Brilliant engineers designed the canals of the Industrial Revolution, but they were built by ‘navvies’, with shovels, picks and gunpowder. The Dilham Norfolk canal, just nine miles long, took 100 Bedfordshire navvies (short for ‘navigators’) a year of digging. Work started in 1825. Running from Antingham, northwest of North Walsham, to Wayford Bridge, west of Stalham, the canal opened the following year. Busy with cargo-carrying Norfolk Wherries, it served the mills along its route, Norfolk’s only wherry sailing canal controlled by locks.
Canals fell into disuse with the dawn of the railways. Dilham Canal was last sailed in 1934 by the Wherry ‘Ella’. Dry and choked by vegetation, the infrastructure of locks and bridges started crumbling…until The East Anglian Waterways Association (EAWA), set out to rescue the Canal.

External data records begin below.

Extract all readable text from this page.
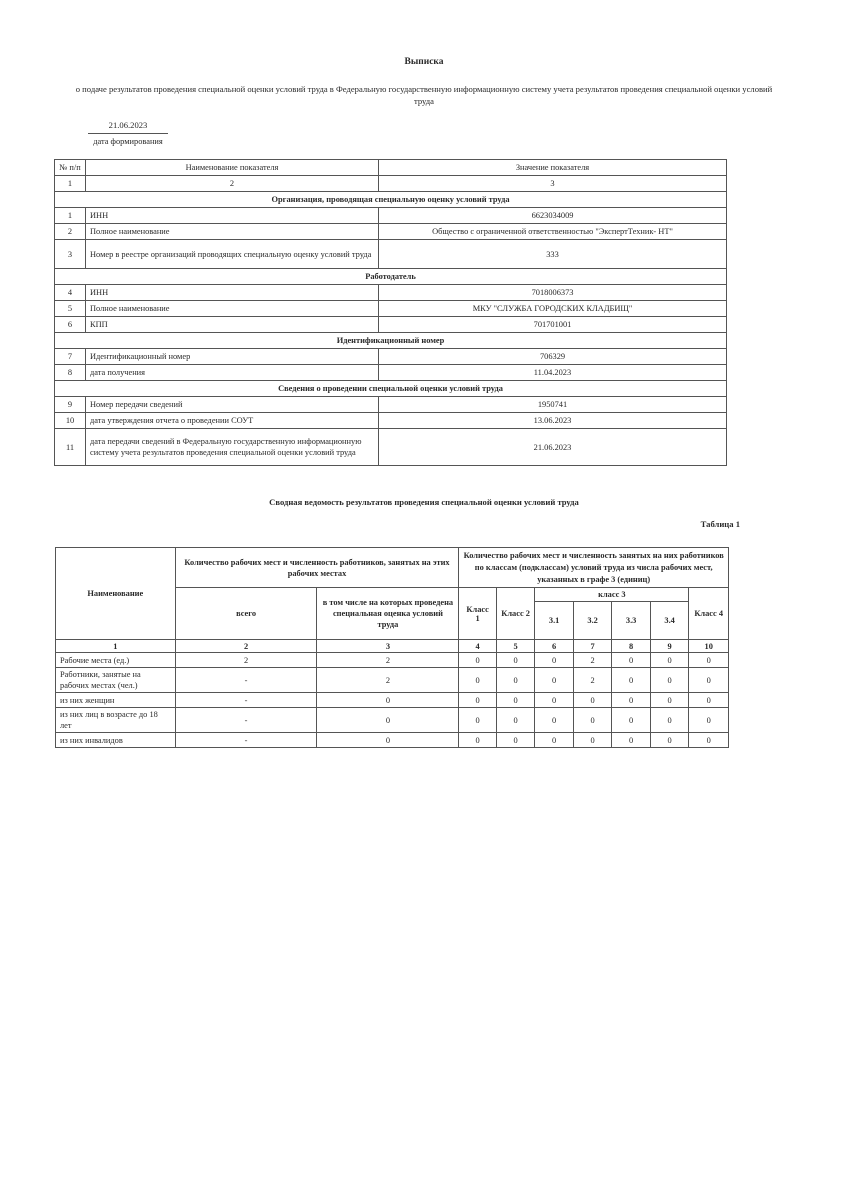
Выписка
о подаче результатов проведения специальной оценки условий труда в Федеральную государственную информационную систему учета результатов проведения специальной оценки условий труда
21.06.2023
дата формирования
№ п/п	Наименование показателя	Значение показателя
1	2	3
Организация, проводящая специальную оценку условий труда		
1	ИНН	6623034009
2	Полное наименование	Общество с ограниченной ответственностью "ЭкспертТехник- НТ"
3	Номер в реестре организаций проводящих специальную оценку условий труда	333
Работодатель		
4	ИНН	7018006373
5	Полное наименование	МКУ "СЛУЖБА ГОРОДСКИХ КЛАДБИЩ"
6	КПП	701701001
Идентификационный номер		
7	Идентификационный номер	706329
8	дата получения	11.04.2023
Сведения о проведении специальной оценки условий труда		
9	Номер передачи сведений	1950741
10	дата утверждения отчета о проведении СОУТ	13.06.2023
11	дата передачи сведений в Федеральную государственную информационную систему учета результатов проведения специальной оценки условий труда	21.06.2023
Сводная ведомость результатов проведения специальной оценки условий труда
Таблица 1
Наименование	Количество рабочих мест и численность работников, занятых на этих рабочих местах		Количество рабочих мест и численность занятых на них работников по классам (подклассам) условий труда из числа рабочих мест, указанных в графе 3 (единиц)						
	всего	в том числе на которых проведена специальная оценка условий труда	Класс 1	Класс 2	класс 3				Класс 4
					3.1	3.2	3.3	3.4	
1	2	3	4	5	6	7	8	9	10
Рабочие места (ед.)	2	2	0	0	0	2	0	0	0
Работники, занятые на рабочих местах (чел.)	-	2	0	0	0	2	0	0	0
из них женщин	-	0	0	0	0	0	0	0	0
из них лиц в возрасте до 18 лет	-	0	0	0	0	0	0	0	0
из них инвалидов	-	0	0	0	0	0	0	0	0
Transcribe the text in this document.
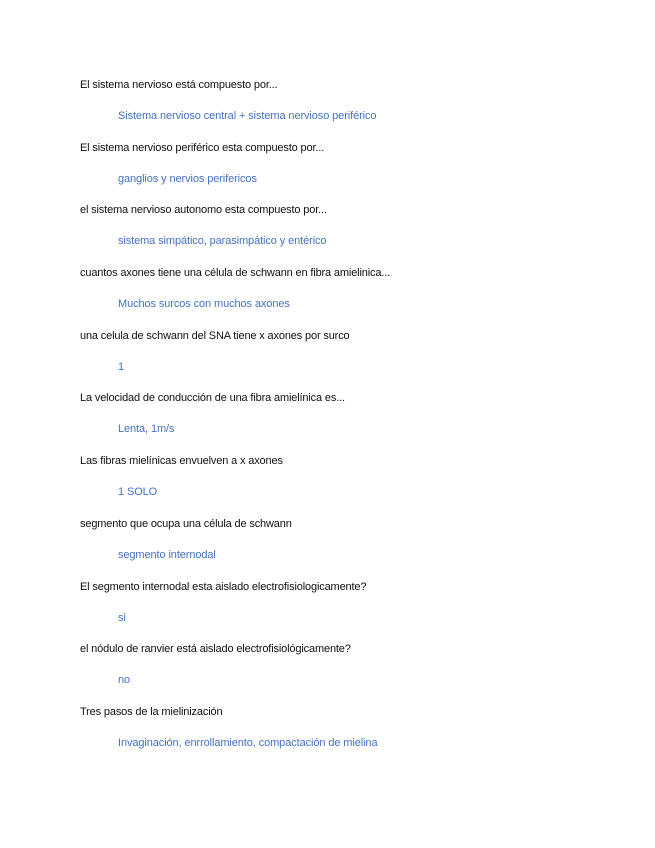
El sistema nervioso está compuesto por...
Sistema nervioso central + sistema nervioso periférico
El sistema nervioso periférico esta compuesto por...
ganglios y nervios perifericos
el sistema nervioso autonomo esta compuesto por...
sistema simpático, parasimpático y entérico
cuantos axones tiene una célula de schwann en fibra amielinica...
Muchos surcos con muchos axones
una celula de schwann del SNA tiene x axones por surco
1
La velocidad de conducción de una fibra amielínica es...
Lenta, 1m/s
Las fibras mielínicas envuelven a x axones
1 SOLO
segmento que ocupa una célula de schwann
segmento internodal
El segmento internodal esta aislado electrofisiologicamente?
si
el nódulo de ranvier está aislado electrofisiológicamente?
no
Tres pasos de la mielinización
Invaginación, enrrollamiento, compactación de mielina
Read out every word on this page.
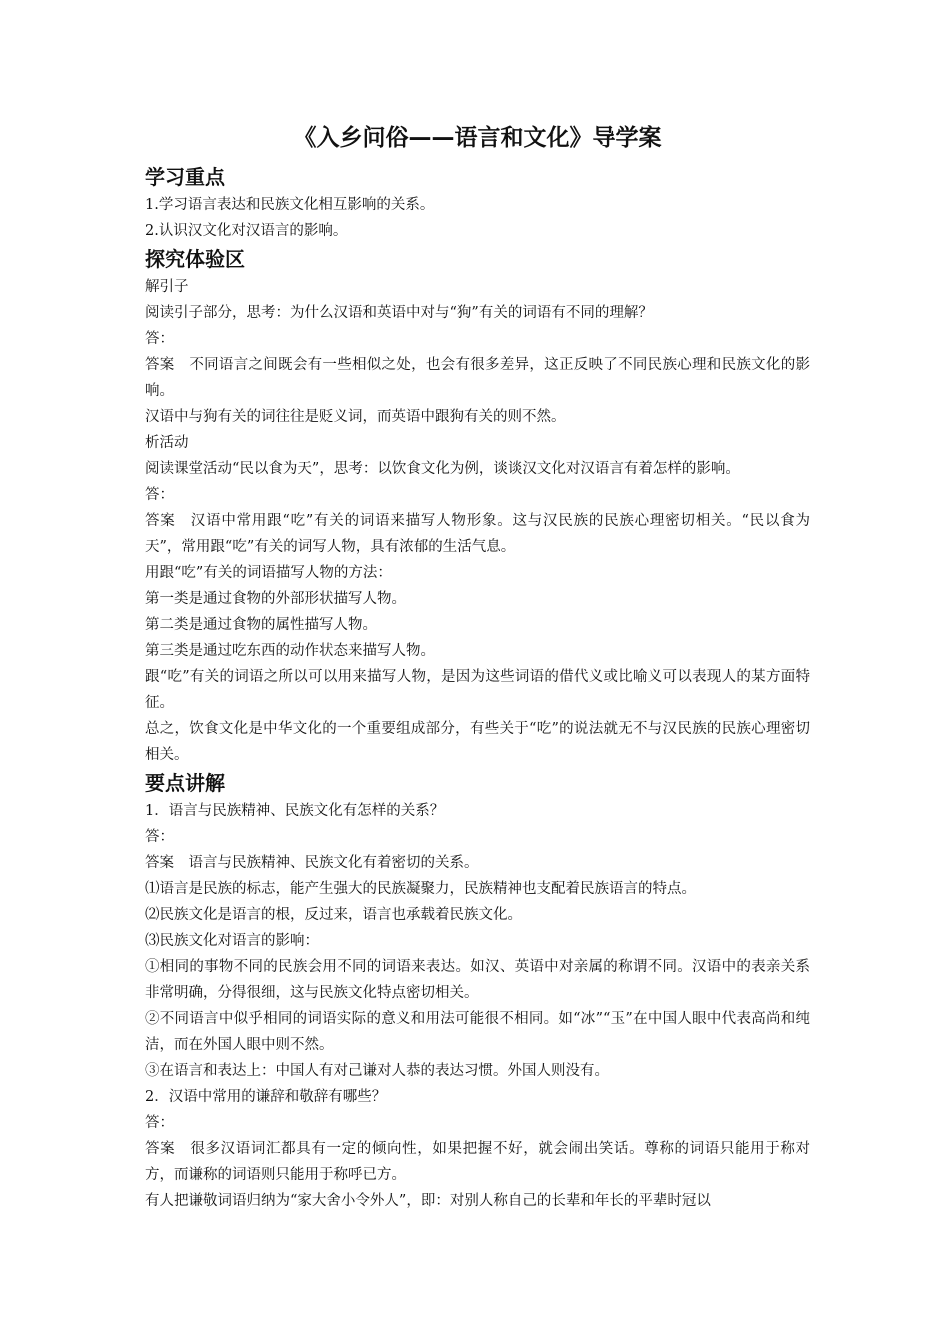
《入乡问俗——语言和文化》导学案
学习重点

1.学习语言表达和民族文化相互影响的关系。

2.认识汉文化对汉语言的影响。

探究体验区

解引子

阅读引子部分，思考：为什么汉语和英语中对与“狗”有关的词语有不同的理解？

答：

答案　不同语言之间既会有一些相似之处，也会有很多差异，这正反映了不同民族心理和民族文化的影响。

汉语中与狗有关的词往往是贬义词，而英语中跟狗有关的则不然。

析活动

阅读课堂活动“民以食为天”，思考：以饮食文化为例，谈谈汉文化对汉语言有着怎样的影响。

答：

答案　汉语中常用跟“吃”有关的词语来描写人物形象。这与汉民族的民族心理密切相关。“民以食为天”，常用跟“吃”有关的词写人物，具有浓郁的生活气息。

用跟“吃”有关的词语描写人物的方法：

第一类是通过食物的外部形状描写人物。

第二类是通过食物的属性描写人物。

第三类是通过吃东西的动作状态来描写人物。

跟“吃”有关的词语之所以可以用来描写人物，是因为这些词语的借代义或比喻义可以表现人的某方面特征。

总之，饮食文化是中华文化的一个重要组成部分，有些关于“吃”的说法就无不与汉民族的民族心理密切相关。

要点讲解

1．语言与民族精神、民族文化有怎样的关系？

答：

答案　语言与民族精神、民族文化有着密切的关系。

⑴语言是民族的标志，能产生强大的民族凝聚力，民族精神也支配着民族语言的特点。

⑵民族文化是语言的根，反过来，语言也承载着民族文化。

⑶民族文化对语言的影响：

①相同的事物不同的民族会用不同的词语来表达。如汉、英语中对亲属的称谓不同。汉语中的表亲关系非常明确，分得很细，这与民族文化特点密切相关。

②不同语言中似乎相同的词语实际的意义和用法可能很不相同。如“冰”“玉”在中国人眼中代表高尚和纯洁，而在外国人眼中则不然。

③在语言和表达上：中国人有对己谦对人恭的表达习惯。外国人则没有。

2．汉语中常用的谦辞和敬辞有哪些？

答：

答案　很多汉语词汇都具有一定的倾向性，如果把握不好，就会闹出笑话。尊称的词语只能用于称对方，而谦称的词语则只能用于称呼已方。

有人把谦敬词语归纳为“家大舍小令外人”，即：对别人称自己的长辈和年长的平辈时冠以
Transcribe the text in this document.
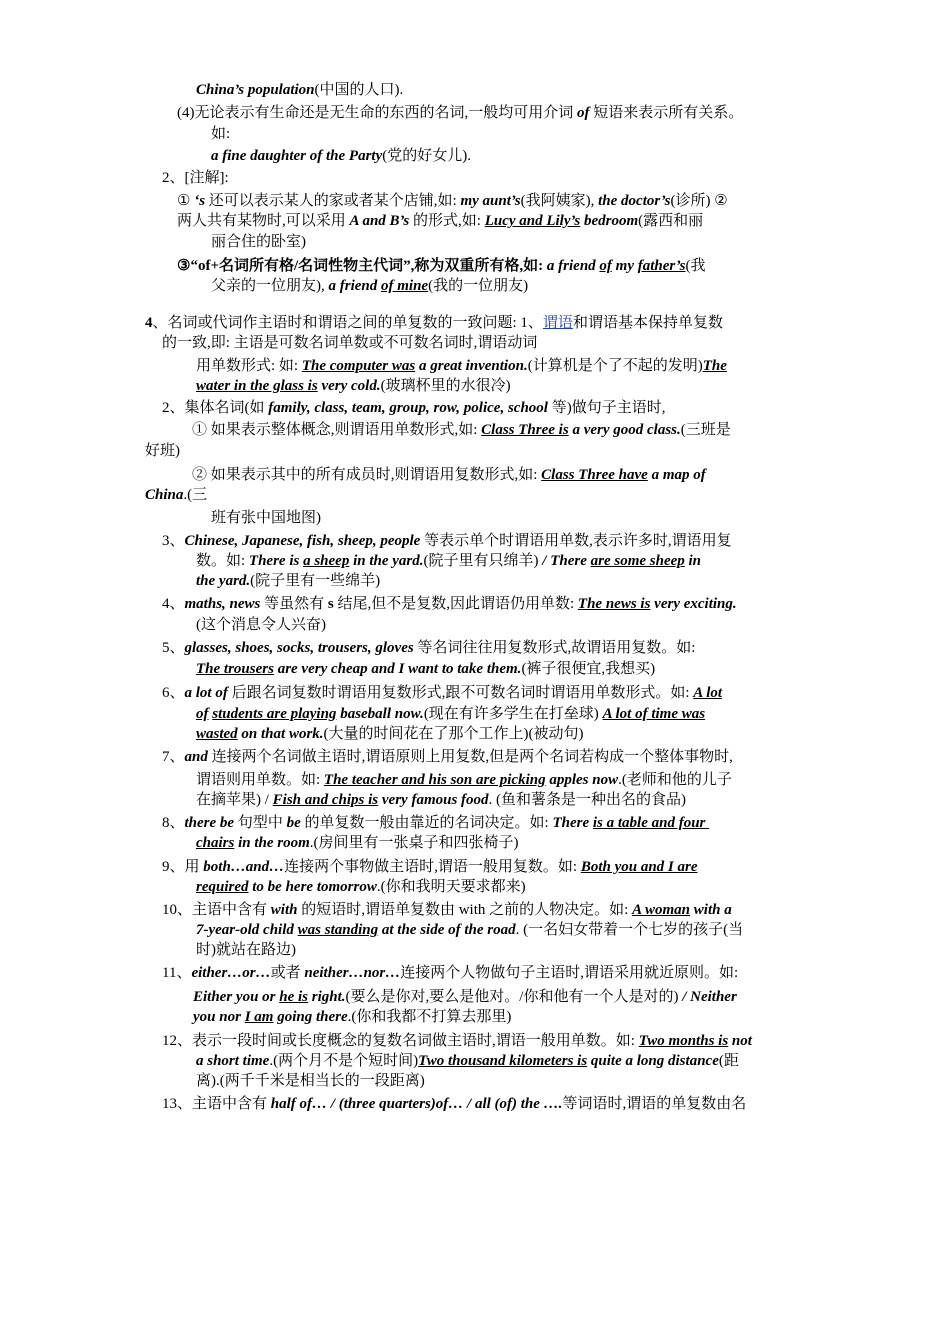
China’s population(中国的人口).
(4)无论表示有生命还是无生命的东西的名词,一般均可用介词 of 短语来表示所有关系。
如:
a fine daughter of the Party(党的好女儿).
2、[注解]:
① ‘s 还可以表示某人的家或者某个店铺,如: my aunt’s(我阿姨家), the doctor’s(诊所) ②
两人共有某物时,可以采用 A and B’s 的形式,如: Lucy and Lily’s bedroom(露西和丽
丽合住的卧室)
③“of+名词所有格/名词性物主代词”,称为双重所有格,如: a friend of my father’s(我
父亲的一位朋友), a friend of mine(我的一位朋友)
4、名词或代词作主语时和谓语之间的单复数的一致问题: 1、谓语和谓语基本保持单复数
的一致,即: 主语是可数名词单数或不可数名词时,谓语动词
用单数形式: 如: The computer was a great invention.(计算机是个了不起的发明)The
water in the glass is very cold.(玻璃杯里的水很冷)
2、集体名词(如 family, class, team, group, row, police, school 等)做句子主语时,
① 如果表示整体概念,则谓语用单数形式,如: Class Three is a very good class.(三班是
好班)
② 如果表示其中的所有成员时,则谓语用复数形式,如: Class Three have a map of
China.(三
班有张中国地图)
3、Chinese, Japanese, fish, sheep, people 等表示单个时谓语用单数,表示许多时,谓语用复
数。如: There is a sheep in the yard.(院子里有只绵羊) / There are some sheep in
the yard.(院子里有一些绵羊)
4、maths, news 等虽然有 s 结尾,但不是复数,因此谓语仍用单数: The news is very exciting.
(这个消息令人兴奋)
5、glasses, shoes, socks, trousers, gloves 等名词往往用复数形式,故谓语用复数。如:
The trousers are very cheap and I want to take them.(裤子很便宜,我想买)
6、a lot of 后跟名词复数时谓语用复数形式,跟不可数名词时谓语用单数形式。如: A lot
of students are playing baseball now.(现在有许多学生在打垒球) A lot of time was
wasted on that work.(大量的时间花在了那个工作上)(被动句)
7、and 连接两个名词做主语时,谓语原则上用复数,但是两个名词若构成一个整体事物时,
谓语则用单数。如: The teacher and his son are picking apples now.(老师和他的儿子
在摘苹果) / Fish and chips is very famous food. (鱼和薯条是一种出名的食品)
8、there be 句型中 be 的单复数一般由靠近的名词决定。如: There is a table and four
chairs in the room.(房间里有一张桌子和四张椅子)
9、用 both…and…连接两个事物做主语时,谓语一般用复数。如: Both you and I are
required to be here tomorrow.(你和我明天要求都来)
10、主语中含有 with 的短语时,谓语单复数由 with 之前的人物决定。如: A woman with a
7-year-old child was standing at the side of the road. (一名妇女带着一个七岁的孩子(当
时)就站在路边)
11、either…or…或者 neither…nor…连接两个人物做句子主语时,谓语采用就近原则。如:
Either you or he is right.(要么是你对,要么是他对。/你和他有一个人是对的) / Neither
you nor I am going there.(你和我都不打算去那里)
12、表示一段时间或长度概念的复数名词做主语时,谓语一般用单数。如: Two months is not
a short time.(两个月不是个短时间)Two thousand kilometers is quite a long distance(距
离).(两千千米是相当长的一段距离)
13、主语中含有 half of… / (three quarters)of… / all (of) the ….等词语时,谓语的单复数由名
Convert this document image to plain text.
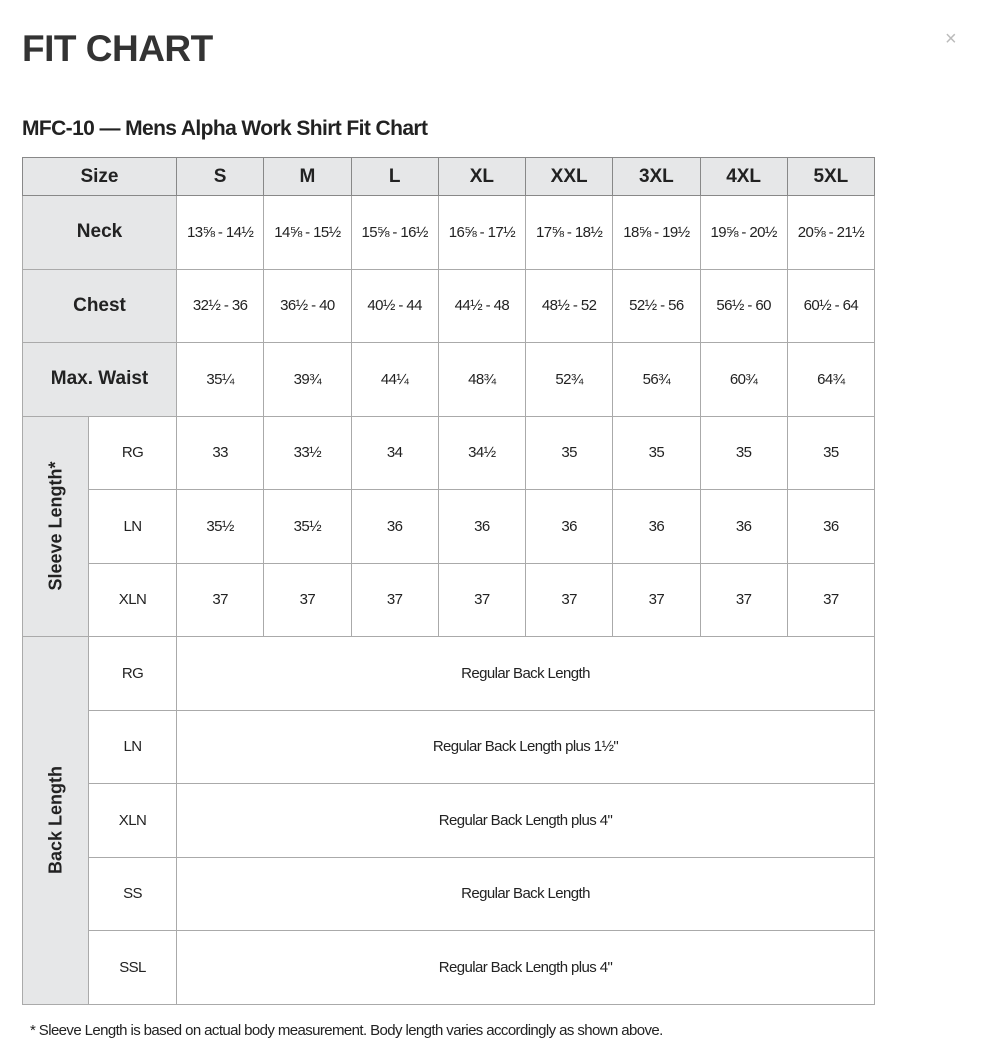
FIT CHART	×
MFC-10 — Mens Alpha Work Shirt Fit Chart
Size		S	M	L	XL	XXL	3XL	4XL	5XL
Neck		13⅝ - 14½	14⅝ - 15½	15⅝ - 16½	16⅝ - 17½	17⅝ - 18½	18⅝ - 19½	19⅝ - 20½	20⅝ - 21½
Chest		32½ - 36	36½ - 40	40½ - 44	44½ - 48	48½ - 52	52½ - 56	56½ - 60	60½ - 64
Max. Waist		35¼	39¾	44¼	48¾	52¾	56¾	60¾	64¾

Sleeve Length*	RG	33	33½	34	34½	35	35	35	35
	LN	35½	35½	36	36	36	36	36	36
	XLN	37	37	37	37	37	37	37	37

Back Length	RG	Regular Back Length							
	LN	Regular Back Length plus 1½"							
	XLN	Regular Back Length plus 4"							
	SS	Regular Back Length							
	SSL	Regular Back Length plus 4"							
* Sleeve Length is based on actual body measurement. Body length varies accordingly as shown above.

Restoration by The Old Canal Company and volunteer working parties has revitalised a pretty two-and-a-half mile stretch. From Ebridge Mill Pond to Swafield Bridge, the Canal is thriving again. Now a destination for leisure activities including walking, picnicking, canoeing, sailing, fishing, wild swimming and bird watching, it’s a relaxing place these days. So what would those navvies have made of us, strolling peacefully by the waterways they slogged to build? Listen to the Pogues song ‘Navigator’ on the album ‘Rum, Sodomy and the Lash’, and you’ll have some idea how the men who “blasted and dug with their sweat and their guts” lived and died to create this Norfolk gem of industrial archaeology.